Salute, Pace (Aisd): “Diagnosi e presa in carico dolore cronico ancora difficile”

(Adnkronos) – “L’informazione che riguarda il dolore cronico è scarsa e insufficiente. Questo fa sì che il paziente che ne soffre impieghi diverso tempo prima di rivolgersi a un medico e ricevere una diagnosi. Anche la rete dei centri per la terapia del dolore è frammentata a livello geografico e questo rappresenta un’ulteriore difficoltà per la presa in carico dei pazienti”. Così Maria Caterina Pace, professore ordinario di Anestesia e Rianimazione all’università degli studi della Campania ‘L. Vanvitelli’ di Napoli e Past President dell’Associazione italiana per lo studio del dolore (Aisd) oggi in occasione della conferenza stampa, a Milano, per la presentazione della campagna ‘E tu sai cosa si prova? Superare il dolore si può’, promossa da Sandoz con il patrocinio di Aisd, FederDolore – Sicd, Fondazione Isal, Fondazione Onda e Società italiana di medicina generale Simg).  

“Poiché non tutti sanno che il dolore cronico è una vera e propria patologia invalidante – sottolinea Pace – spesso chi ne soffre, prima di rivolgersi ad un medico o a uno specialista, adotta un approccio ‘fai da te’, assumendo magari analgesici da banco. Quando queste persone si accorgono dell’impatto drammatico che il dolore ha sulla loro qualità della vita – continua – cercano risposte concrete dai professionisti. Prima di ricevere una diagnosi però, può passare diverso tempo, anche a causa della scarsa preparazione in materia di molti medici”. Qualora il medico di medicina generale quindi non dovesse fornire al paziente risposte concrete sulla gestione e il trattamento del dolore cronico, l’esperta consiglia “di attivarsi autonomamente, cercando un centro che si occupi di terapia del dolore. Nel momento in cui il paziente acquisisce la consapevolezza che ha un dolore che non passa – ricorda Pace – deve assolutamente rivolgersi a un medico e, possibilmente, ad un medico specialista”.  

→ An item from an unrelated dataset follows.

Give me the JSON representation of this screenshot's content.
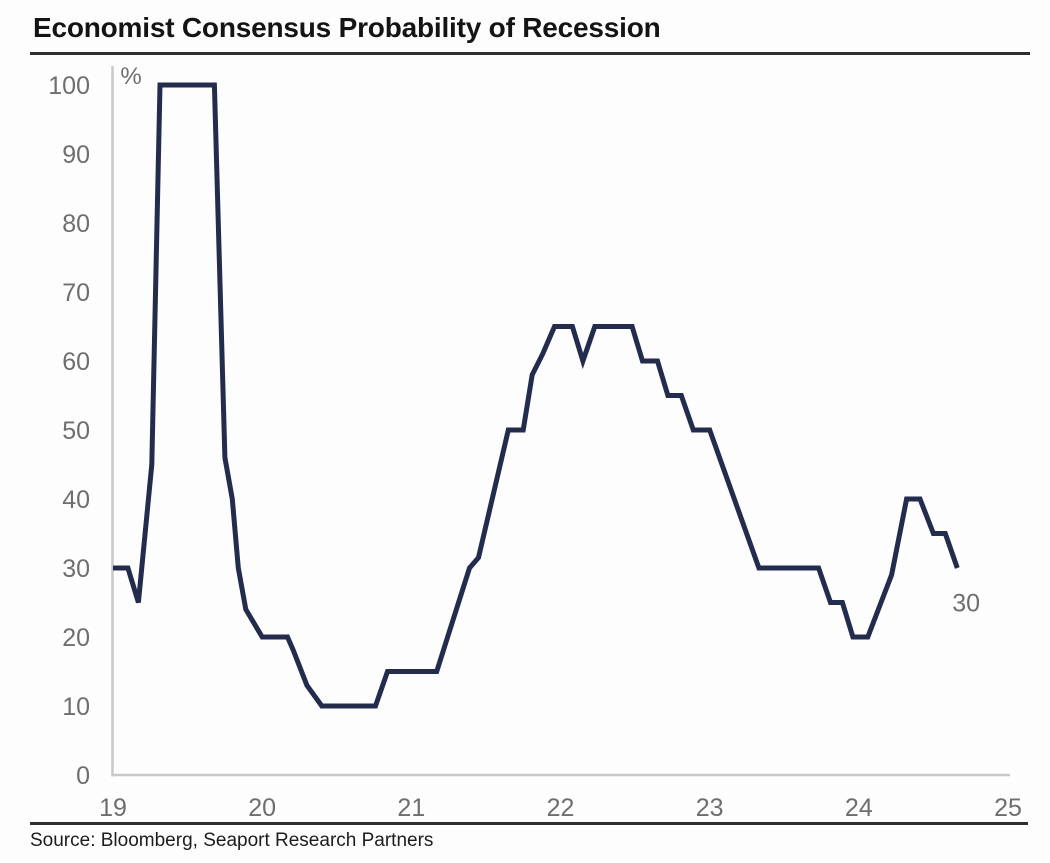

Il dolore cronico – è stato ricordato all’evento – è un dolore persistente che dura più di tre mesi e che, quindi, non può più essere una forma di protezione per l’organismo, come nel caso del dolore acuto, che funge da ‘campanello d’allarme’. “Il dolore cronico – spiega Pace – si configura come una vera e propria patologia che impatta gravemente sulla vita quotidiana della persona che ne soffre”. Esistono diverse tipologie di dolore cronico: “la più frequente è quella che riguarda l’apparato muscolo-scheletrico – illustra Pace –  c’è poi il dolore cronico oncologico e quello dovuto a malattie reumatiche e alla fibromialgia”. La migliore cura è certamente la prevenzione, che passa attraverso la promozione di uno stile di vita sano e attivo, ma quando è necessario, servono i farmaci e, a volte, la fisioterapia. “A seconda del tipo di dolore e della sua intensità – conclude l’esperta – si utilizzano terapie farmacologiche differenti. Se il dolore è in stadio molto avanzato, e se ci sono altre necessità, si possono prendere in considerazione trattamenti anche invasivi, come alcune forme di stimolazione midollare”.